A eleição para o Senado faz parte do sistema majoritário, que é aquele que elege o candidato com o maior número de votos. Assim, ela segue as regras estabelecidas pelo Tribunal Superior Eleitoral (TSE), que permite as coligações e as federações.

Os dois modelos contribuem para o aumento da distribuição dos recursos do fundo de campanha e também no tempo de propaganda eleitoral no rádio e na televisão. Mas há diferenças entre ambos.

As federações são formadas por dois ou mais partidos. Devem ter uma duração mínima de quatro anos, sem prazo final determinado. Por essa questão do prazo, vale também para eleições proporcionais, como para deputados e vereadores, onde são somados os votos dos partidos que formam a federação por meio de quocientes eleitoral e partidário.

Caso um partido saia da federação, ele fica impedido de usar recursos do Fundo Partidário até atingir o prazo mínimo de quatro anos.

No caso das coligações, elas são criadas para a eleição e se encerram após o pleito.

As regras do TSE impedem que haja uma coligação cruzada no caso das candidaturas de governador e senador.

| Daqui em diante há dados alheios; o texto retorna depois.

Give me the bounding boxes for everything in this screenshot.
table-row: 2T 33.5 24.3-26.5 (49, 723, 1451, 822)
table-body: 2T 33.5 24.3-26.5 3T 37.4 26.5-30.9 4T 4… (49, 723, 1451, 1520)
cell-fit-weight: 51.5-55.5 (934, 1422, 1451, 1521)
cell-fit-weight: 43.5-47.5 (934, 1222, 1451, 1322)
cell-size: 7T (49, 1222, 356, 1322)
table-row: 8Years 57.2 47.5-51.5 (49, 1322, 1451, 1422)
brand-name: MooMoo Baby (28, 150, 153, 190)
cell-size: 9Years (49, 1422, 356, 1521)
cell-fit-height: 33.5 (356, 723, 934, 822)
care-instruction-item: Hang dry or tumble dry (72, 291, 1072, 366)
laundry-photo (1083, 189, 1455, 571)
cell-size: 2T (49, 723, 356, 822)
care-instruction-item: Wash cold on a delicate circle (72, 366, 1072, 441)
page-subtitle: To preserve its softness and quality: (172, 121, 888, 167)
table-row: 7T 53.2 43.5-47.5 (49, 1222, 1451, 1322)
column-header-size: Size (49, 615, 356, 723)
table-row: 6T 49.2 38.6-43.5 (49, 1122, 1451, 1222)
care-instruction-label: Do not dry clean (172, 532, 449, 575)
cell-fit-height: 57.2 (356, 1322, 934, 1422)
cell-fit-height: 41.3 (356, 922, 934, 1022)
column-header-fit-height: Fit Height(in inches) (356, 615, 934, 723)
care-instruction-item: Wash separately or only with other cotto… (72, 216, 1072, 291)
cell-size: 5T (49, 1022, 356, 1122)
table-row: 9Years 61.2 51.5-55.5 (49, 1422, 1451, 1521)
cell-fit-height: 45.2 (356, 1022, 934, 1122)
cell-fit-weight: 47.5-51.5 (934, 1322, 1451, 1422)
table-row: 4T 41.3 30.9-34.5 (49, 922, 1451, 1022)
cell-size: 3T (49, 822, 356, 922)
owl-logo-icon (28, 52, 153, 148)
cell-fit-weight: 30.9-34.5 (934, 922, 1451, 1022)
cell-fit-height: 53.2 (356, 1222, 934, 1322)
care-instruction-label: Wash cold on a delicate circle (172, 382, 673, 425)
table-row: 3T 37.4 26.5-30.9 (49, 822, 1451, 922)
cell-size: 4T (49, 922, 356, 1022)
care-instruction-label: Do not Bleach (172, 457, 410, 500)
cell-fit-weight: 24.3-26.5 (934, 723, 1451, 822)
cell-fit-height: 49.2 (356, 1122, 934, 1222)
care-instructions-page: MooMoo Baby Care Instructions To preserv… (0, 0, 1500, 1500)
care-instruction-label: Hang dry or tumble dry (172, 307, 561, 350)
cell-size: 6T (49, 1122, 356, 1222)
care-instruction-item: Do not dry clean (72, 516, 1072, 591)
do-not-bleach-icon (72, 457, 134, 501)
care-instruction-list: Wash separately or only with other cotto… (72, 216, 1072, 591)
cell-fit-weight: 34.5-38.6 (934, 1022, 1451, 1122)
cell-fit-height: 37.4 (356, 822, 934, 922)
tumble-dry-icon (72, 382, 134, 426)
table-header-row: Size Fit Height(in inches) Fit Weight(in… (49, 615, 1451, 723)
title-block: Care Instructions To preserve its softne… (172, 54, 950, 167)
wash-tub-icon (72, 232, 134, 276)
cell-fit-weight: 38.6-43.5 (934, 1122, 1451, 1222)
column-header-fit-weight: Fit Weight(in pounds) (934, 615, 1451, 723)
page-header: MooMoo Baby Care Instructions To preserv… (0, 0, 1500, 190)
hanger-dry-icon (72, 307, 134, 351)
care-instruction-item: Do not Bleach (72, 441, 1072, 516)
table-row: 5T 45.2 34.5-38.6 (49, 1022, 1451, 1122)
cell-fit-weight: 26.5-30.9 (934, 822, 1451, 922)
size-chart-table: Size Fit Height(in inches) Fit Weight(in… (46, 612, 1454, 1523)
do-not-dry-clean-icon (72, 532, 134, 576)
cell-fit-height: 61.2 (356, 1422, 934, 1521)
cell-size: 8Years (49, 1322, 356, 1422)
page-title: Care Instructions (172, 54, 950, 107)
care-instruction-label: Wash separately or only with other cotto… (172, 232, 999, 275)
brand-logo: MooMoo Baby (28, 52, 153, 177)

Ou seja, os mesmos partidos do candidato ao Governo do Estado devem formar a coligação do candidato ao Senado.

Porém, é permitido que os partidos coligados na eleição para o governo lancem candidaturas isoladas ao Senado.

Em São Paulo, por exemplo, o PL (Partido Liberal) tem como candidato ao Senado o deputado estadual André do Prado, mas também apoia o deputado federal Guilherme Derrite, do PP (Progressistas), outro candidato ao Senado, cujo partido pertence à mesma coligação.

O mesmo ocorre com o PT (Partido dos Trabalhadores), que não tem candidato próprio ao Senado, mas compõe a coligação que tem como candidatas Simone Tebet, do PSB (Partido Socialista Brasileiro), e Marina Silva, da Rede (Rede Sustentabilidade).

O Estado vai eleger dois novos senadores neste ano. Vão assumir as cadeiras de Mara Gabrilli (PSD) e Giordano (sem partido), que deixam o cargo em fevereiro de 2027, ao término do mandato de oito anos.

O terceiro senador paulista é o astronauta Marcos Pontes (PL), que foi eleito em 2022 e tem mandato até fevereiro de 2031.

A regra de coligações e federações permite que os partidos possam escolher os aliados em estados e municípios, sem a obrigação de seguir as mesmas alianças no âmbito nacional.